Quando jovens, cultivávamos a utopia de um mundo melhor.
Tenho refletido sobre isso. Tenho lido e pesquisado sobre a história do nosso
comportamento através dos séculos. Parece que, apesar de toda a violência
atual, fomos ficando menos violentos. Difícil acreditar, eu sei. Mas basta
pensar nos antigos povos escravizados. Mulheres brutalizadas e crianças
maltratadas sem nenhuma defesa, impérios cruéis e perseguições terríveis
aplaudidas, como Cruzadas e Inquisição, para ver que melhoramos.
Talvez em nosso DNA não sejamos predadores ferozes. Quem sabe
compaixão e solidariedade tenham nascido com essa nossa estranha espécie. os
humanos que andam eretos e, para complicar tudo. Pensam.
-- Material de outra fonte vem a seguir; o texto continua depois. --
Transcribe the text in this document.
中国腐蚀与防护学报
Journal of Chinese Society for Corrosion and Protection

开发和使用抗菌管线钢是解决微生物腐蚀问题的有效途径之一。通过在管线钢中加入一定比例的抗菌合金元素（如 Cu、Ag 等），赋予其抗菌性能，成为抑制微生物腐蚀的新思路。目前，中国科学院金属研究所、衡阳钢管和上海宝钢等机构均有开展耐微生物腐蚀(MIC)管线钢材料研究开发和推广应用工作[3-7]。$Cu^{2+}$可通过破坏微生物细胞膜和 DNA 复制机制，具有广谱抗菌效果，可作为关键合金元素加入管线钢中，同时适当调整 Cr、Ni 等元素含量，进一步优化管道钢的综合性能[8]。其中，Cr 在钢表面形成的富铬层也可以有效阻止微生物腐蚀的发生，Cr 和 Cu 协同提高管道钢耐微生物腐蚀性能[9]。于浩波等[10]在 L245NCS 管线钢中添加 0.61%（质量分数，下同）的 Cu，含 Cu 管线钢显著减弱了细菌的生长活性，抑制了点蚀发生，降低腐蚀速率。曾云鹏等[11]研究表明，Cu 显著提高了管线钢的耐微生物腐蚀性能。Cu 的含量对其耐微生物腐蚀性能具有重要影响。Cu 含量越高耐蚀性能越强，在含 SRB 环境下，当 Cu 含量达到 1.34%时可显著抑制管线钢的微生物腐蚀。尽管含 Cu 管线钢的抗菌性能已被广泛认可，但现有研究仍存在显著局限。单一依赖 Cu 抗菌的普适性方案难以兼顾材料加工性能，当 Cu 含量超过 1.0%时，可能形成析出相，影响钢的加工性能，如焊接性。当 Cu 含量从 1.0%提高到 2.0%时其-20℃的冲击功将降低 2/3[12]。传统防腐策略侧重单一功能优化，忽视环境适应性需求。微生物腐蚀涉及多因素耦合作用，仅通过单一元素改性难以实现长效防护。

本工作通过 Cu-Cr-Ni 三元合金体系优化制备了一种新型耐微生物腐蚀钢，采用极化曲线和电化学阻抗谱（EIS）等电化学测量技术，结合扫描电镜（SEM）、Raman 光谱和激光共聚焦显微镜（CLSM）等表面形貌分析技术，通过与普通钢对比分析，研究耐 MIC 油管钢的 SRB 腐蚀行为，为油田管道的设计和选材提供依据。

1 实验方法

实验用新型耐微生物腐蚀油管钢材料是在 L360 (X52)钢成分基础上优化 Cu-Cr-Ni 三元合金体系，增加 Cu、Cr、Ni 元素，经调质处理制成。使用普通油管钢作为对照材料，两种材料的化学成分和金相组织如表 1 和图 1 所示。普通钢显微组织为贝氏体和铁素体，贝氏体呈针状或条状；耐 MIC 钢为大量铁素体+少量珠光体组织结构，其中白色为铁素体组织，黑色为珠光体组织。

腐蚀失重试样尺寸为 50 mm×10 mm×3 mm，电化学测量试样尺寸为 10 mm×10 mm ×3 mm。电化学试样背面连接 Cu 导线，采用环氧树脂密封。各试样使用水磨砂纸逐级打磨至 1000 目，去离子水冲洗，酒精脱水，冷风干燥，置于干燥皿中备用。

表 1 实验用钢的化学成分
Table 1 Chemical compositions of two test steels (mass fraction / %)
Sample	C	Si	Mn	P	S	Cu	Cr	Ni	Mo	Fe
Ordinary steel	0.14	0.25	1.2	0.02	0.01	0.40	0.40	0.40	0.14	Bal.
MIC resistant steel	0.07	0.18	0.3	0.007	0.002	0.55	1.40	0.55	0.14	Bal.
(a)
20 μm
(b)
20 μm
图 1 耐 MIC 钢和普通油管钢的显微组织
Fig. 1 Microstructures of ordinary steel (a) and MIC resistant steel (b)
Quem sabe esse ídolo
de dupla face, prazer e poder, com a economia como lema primeiro, não seja
inato em nós. Mas invenção de uma humanidade que pode ser mais sofisticada, mas
ainda é destrutiva demais.
Seria possível mudar o mundo, mudando por pouco que seja os
princípios e valores de cada um de nós? Ou é um velho ideal ultrapassado, e
juvenil? Talvez haja um modo de transformar nossa louca futilidade e desvairada
busca de poder, estimulando o que em nós já existe: o desejo do bem do outro, e
uma convivência menos truculenta?
Se o primeiro objetivo de todos os governos fosse o bem das
pessoas, a deusa Economia e seu parceiro, o Poder, perderiam um pouco da força.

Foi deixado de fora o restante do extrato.